One of those may be that while we’ve long focused on acquiring CHEAP energy (lower prices every day), there is evidence of an increasing MARKET PERCEPTION that
-- not all energy is the same, some is SMARTER and some is BETTER
and not all consumption is the same, some is SMARTER and some is BETTER
That is, while previous energy markets may have been, or been seen as, an un-differentiated contest of joules, energy markets are starting to differentiate and de-commoditize in the same way as clothing, cars, furniture and other markets -- some will just demand cheap, others will seek out more “value-added” consumption models. And where there is differentiated demand and support for value-added, product, market and transaction innovation can flourish.
Interestingly, the following week, an article came out in MIT Sloan Management Review about the dramatically increasing number of corporations explicitly citing “sustainability” as a corporate priority.
• In a survey, 70% said it emerged on their agenda in the past 6 years
20% said it emerged just in the past 2 years
It’s main point was that this is no longer about “greenwashing”, but that discretionary consumer demand for “smarter”, “better” products is driving part of this and that another part is driven by cold, hard, calculus that sustainability is proving to increase profitability.

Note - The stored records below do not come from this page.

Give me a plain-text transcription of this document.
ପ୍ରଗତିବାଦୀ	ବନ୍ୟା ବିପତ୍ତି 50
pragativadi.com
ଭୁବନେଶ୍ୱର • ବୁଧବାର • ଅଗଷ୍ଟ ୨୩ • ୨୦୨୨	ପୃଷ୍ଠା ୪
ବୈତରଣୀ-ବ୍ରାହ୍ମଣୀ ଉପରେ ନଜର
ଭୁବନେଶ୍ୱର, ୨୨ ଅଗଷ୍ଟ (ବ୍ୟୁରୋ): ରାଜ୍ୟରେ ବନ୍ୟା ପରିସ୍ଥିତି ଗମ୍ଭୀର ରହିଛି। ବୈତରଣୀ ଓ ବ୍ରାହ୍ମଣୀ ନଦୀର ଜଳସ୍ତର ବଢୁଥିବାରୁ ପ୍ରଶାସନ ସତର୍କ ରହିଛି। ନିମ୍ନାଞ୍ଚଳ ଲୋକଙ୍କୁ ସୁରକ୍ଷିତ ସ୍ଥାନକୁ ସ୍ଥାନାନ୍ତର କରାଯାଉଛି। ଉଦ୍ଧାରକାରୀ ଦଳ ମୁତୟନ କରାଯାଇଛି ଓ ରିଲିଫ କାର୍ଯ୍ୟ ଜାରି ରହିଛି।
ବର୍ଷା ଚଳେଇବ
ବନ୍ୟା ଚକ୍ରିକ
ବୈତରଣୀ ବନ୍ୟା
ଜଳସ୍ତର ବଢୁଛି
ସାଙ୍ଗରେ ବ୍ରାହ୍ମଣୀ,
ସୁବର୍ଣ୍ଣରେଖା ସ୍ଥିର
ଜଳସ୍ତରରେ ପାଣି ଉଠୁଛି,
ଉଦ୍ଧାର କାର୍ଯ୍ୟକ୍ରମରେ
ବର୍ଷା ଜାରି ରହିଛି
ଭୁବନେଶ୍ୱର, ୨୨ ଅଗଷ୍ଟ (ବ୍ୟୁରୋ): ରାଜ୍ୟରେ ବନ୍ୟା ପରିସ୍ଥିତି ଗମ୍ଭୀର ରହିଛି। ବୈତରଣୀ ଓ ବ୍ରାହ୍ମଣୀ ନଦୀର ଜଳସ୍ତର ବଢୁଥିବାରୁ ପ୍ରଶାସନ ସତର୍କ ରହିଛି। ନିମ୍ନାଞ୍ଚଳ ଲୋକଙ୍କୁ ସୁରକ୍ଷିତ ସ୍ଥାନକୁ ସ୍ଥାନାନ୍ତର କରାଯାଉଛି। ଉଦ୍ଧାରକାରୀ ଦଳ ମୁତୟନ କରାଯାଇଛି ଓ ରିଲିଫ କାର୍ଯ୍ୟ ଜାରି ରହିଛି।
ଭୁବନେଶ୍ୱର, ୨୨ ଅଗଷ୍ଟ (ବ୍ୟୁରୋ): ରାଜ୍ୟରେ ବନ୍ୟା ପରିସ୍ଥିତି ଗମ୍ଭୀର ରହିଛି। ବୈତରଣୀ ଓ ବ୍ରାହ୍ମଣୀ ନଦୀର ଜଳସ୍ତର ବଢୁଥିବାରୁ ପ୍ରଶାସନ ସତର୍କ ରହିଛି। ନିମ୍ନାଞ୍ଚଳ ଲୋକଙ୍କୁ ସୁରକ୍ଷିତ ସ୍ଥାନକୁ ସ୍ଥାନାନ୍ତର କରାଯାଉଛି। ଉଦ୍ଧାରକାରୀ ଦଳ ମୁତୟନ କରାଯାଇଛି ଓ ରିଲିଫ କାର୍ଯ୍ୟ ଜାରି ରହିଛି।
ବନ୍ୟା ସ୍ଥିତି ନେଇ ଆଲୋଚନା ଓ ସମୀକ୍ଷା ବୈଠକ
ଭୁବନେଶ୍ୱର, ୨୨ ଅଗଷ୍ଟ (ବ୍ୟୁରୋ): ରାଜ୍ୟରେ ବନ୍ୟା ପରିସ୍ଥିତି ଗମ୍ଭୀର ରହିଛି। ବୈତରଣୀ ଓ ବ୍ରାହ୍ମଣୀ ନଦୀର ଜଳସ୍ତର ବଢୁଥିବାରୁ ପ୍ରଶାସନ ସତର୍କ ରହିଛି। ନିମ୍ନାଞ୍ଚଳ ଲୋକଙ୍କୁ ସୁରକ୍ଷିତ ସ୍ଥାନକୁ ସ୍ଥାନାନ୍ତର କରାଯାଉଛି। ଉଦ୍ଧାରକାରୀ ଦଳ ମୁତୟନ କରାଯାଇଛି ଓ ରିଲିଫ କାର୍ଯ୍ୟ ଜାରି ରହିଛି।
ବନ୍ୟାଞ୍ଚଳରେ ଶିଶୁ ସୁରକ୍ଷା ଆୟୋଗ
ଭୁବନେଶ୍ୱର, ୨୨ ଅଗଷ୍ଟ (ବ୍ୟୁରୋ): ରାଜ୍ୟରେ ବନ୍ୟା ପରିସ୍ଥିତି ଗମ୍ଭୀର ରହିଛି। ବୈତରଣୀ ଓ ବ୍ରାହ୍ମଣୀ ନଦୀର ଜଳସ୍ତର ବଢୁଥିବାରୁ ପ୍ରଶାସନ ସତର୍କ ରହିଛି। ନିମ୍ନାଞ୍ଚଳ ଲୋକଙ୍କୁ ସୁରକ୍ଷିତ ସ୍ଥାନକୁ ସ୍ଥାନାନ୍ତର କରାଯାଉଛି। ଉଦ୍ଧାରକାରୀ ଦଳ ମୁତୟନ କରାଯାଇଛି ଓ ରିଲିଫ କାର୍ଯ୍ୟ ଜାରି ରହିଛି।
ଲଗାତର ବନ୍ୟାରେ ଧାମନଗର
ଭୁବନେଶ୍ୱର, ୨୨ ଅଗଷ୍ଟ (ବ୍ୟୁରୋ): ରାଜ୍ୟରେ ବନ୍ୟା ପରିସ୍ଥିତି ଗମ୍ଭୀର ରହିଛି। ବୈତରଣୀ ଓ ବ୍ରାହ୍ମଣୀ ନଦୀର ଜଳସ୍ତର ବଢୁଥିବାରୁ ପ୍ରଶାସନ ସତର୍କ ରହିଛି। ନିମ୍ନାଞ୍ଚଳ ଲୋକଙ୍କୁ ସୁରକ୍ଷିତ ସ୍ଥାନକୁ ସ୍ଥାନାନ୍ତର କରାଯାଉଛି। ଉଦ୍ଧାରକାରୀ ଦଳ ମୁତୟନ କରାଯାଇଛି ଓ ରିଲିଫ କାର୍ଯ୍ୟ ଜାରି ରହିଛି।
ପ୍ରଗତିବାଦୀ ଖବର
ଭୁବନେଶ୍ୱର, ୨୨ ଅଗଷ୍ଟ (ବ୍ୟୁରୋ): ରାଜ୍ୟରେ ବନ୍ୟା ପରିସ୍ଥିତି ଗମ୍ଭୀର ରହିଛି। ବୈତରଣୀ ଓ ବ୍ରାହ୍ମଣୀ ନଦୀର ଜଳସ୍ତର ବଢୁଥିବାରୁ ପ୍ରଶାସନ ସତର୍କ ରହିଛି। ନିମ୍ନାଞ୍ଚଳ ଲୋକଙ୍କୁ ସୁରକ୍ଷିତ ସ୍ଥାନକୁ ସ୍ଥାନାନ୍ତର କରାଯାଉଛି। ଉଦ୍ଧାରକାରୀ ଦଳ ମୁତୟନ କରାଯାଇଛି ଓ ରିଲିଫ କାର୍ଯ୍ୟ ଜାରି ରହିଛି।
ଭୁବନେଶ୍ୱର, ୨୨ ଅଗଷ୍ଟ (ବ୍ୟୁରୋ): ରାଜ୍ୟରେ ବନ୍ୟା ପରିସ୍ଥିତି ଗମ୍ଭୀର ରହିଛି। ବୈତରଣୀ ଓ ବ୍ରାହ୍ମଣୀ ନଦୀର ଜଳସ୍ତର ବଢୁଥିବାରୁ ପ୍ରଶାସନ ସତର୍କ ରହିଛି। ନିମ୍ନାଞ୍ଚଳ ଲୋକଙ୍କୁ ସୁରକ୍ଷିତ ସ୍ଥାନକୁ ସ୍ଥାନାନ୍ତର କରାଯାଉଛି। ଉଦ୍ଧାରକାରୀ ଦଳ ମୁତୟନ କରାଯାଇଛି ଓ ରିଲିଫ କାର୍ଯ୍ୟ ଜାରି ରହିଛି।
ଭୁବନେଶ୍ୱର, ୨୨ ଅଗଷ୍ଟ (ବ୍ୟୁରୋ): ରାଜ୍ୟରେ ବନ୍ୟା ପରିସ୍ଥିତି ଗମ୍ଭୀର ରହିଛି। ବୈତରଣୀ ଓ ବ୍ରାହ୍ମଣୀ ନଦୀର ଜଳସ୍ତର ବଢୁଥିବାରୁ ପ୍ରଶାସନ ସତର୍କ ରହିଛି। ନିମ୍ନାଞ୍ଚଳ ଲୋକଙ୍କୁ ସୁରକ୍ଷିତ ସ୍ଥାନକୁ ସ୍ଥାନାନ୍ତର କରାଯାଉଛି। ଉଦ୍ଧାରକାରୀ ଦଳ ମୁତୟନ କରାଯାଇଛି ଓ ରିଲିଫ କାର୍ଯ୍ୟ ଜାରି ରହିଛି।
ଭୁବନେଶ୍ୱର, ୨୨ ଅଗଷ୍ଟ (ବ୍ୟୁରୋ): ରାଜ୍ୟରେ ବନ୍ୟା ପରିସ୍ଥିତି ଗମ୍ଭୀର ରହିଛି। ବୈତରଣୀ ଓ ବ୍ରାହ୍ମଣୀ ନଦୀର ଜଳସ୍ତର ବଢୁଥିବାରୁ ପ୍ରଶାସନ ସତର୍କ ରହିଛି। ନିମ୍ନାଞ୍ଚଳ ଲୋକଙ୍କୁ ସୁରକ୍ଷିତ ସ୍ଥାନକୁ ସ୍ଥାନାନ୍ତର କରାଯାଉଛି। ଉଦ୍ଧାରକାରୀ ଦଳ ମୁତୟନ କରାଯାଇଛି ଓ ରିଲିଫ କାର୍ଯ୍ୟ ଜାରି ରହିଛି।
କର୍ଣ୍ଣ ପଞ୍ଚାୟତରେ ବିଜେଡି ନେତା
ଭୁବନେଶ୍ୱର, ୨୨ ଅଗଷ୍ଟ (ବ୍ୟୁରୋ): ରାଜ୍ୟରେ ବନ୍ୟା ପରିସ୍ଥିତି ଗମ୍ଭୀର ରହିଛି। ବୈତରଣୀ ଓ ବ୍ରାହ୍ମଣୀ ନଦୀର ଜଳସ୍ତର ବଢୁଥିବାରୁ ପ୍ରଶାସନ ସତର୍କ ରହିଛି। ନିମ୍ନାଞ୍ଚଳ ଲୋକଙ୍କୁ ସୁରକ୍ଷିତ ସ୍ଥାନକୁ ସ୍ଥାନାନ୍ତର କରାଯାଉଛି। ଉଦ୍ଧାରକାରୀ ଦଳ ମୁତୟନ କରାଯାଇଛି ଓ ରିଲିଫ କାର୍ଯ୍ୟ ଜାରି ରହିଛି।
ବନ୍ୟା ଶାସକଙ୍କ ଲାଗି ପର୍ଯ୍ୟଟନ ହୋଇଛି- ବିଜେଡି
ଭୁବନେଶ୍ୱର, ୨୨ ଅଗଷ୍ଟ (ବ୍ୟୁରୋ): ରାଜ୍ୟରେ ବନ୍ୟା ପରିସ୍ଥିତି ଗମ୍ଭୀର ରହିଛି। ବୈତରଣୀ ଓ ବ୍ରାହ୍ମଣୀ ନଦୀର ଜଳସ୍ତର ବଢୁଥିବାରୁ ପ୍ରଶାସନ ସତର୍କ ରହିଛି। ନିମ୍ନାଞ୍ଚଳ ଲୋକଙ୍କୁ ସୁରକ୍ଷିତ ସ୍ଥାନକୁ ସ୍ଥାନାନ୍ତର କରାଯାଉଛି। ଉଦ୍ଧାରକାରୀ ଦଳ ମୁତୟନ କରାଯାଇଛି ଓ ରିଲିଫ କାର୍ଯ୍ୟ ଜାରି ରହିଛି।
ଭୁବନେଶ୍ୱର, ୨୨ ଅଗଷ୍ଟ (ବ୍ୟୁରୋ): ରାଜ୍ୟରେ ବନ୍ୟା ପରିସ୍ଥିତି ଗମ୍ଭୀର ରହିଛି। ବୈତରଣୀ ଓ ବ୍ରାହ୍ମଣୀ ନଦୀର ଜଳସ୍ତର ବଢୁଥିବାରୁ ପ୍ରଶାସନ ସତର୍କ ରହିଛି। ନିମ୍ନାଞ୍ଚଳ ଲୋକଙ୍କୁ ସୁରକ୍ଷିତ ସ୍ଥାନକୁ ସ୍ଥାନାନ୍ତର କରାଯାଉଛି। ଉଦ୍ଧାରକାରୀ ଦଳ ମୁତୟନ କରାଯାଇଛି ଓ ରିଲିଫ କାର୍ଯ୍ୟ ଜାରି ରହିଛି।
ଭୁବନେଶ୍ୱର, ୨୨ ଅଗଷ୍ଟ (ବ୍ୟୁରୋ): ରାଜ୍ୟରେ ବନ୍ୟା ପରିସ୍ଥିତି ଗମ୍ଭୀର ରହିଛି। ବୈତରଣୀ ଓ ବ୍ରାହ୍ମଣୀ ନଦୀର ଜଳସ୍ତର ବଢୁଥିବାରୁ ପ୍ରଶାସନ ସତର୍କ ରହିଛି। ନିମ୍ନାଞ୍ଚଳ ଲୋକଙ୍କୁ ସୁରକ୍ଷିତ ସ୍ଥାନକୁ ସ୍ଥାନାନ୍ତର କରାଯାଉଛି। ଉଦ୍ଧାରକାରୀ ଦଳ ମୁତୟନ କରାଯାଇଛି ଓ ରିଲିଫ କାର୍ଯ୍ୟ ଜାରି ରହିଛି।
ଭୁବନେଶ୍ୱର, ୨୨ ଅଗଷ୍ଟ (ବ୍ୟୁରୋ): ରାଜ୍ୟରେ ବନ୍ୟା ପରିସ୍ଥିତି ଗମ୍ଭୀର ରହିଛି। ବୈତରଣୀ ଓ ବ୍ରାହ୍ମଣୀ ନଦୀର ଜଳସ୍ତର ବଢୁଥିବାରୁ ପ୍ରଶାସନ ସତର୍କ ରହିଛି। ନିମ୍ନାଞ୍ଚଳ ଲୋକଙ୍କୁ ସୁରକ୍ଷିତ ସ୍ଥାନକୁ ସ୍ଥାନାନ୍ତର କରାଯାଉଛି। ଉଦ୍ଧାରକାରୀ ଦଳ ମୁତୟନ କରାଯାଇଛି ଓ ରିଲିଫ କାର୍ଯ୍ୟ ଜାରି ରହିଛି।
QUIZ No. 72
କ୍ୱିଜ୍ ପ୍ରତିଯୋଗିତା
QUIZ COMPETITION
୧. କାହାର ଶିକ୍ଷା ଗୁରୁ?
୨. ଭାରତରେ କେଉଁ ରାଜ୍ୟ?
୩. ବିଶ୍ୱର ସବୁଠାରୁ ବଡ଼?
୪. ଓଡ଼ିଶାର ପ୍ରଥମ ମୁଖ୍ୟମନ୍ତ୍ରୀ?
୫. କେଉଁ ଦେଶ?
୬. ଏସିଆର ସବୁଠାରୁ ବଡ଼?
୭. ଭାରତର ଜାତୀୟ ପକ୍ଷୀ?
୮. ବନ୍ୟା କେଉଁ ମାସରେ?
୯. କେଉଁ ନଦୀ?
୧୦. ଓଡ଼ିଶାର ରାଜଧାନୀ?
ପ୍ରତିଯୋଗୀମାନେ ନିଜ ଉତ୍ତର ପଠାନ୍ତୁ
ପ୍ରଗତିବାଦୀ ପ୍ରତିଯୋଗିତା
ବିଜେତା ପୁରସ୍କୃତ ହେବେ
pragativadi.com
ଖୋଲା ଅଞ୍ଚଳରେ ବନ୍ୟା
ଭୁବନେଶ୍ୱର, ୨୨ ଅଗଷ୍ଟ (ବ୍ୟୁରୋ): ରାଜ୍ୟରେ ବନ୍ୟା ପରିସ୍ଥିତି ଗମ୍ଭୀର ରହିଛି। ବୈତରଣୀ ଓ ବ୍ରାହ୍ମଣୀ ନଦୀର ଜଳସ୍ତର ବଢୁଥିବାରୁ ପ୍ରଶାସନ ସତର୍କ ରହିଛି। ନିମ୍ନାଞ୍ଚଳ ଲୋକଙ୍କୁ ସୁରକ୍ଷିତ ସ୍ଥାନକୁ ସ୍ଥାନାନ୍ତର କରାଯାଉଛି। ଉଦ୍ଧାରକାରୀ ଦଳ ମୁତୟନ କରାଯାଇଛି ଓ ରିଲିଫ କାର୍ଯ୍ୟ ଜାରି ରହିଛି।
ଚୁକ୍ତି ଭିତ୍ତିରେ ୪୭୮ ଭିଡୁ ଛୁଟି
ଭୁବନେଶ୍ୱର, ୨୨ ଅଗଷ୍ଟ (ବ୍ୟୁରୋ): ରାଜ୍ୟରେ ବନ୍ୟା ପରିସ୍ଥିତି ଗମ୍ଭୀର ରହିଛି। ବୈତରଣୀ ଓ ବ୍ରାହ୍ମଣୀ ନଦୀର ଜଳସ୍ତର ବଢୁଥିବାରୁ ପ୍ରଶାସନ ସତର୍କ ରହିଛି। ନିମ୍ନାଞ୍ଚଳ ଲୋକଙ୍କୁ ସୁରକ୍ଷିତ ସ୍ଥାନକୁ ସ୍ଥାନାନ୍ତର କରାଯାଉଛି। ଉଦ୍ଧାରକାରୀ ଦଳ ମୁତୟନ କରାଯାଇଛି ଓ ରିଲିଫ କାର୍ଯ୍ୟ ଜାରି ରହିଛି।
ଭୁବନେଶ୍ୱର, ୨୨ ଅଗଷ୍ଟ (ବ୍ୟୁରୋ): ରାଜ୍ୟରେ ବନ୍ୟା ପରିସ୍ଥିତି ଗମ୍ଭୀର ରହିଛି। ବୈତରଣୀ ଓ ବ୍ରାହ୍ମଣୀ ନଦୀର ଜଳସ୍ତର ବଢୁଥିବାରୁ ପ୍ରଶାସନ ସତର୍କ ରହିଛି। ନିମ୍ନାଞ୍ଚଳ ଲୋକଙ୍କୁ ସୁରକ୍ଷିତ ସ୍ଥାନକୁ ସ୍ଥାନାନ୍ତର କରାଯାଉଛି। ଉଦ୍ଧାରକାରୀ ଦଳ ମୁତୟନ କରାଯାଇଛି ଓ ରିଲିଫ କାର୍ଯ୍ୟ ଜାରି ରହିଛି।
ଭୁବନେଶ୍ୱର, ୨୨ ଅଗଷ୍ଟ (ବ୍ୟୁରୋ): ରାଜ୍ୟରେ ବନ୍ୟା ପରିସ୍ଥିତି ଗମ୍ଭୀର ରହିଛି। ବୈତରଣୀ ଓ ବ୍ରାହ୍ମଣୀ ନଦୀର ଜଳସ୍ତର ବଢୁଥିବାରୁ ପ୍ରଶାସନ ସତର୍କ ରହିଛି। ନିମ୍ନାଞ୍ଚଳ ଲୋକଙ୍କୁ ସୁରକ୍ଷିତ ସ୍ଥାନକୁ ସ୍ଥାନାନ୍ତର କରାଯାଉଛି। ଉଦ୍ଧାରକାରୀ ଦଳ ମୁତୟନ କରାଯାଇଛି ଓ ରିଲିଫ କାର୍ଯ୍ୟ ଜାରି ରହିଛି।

He also offered a separate and engineering-related comment that was quite provocative. Which was to simply remember that every energy storage device is, implicitly, a BOMB. Pent-up energy in a compact space. Released suddenly and without control, that’d be the basic definition of an explosion. I’ve long thought that in some distant, all-electric-transport future, our grandchildren will marvel that we all drove around in Molotov cocktails and parked hundreds of ‘bombs’ under skyscrapers each day. So when you worry about the Chevy Volt, or putting a fuel cell under your patio/deck, just remember those explosive devices which sit in your garages each night, and surround you daily on the gridlocked freeway. Certainly food for thought !
And there was much food for thought and excellent “plugging in” at this conference which the local community had the audacity to call “Second Annual”. It's also always interesting to see how people successful in other fields are drawn into the cleantech field (see sideblog).
Two data points make a tradition, so I look forward to the now-traditional Idaho Energy gathering next winter. Having these strong new organizing catalysts of ITC and CAES will certainly help draw global attention to the strong pool of innovation growing in Idaho.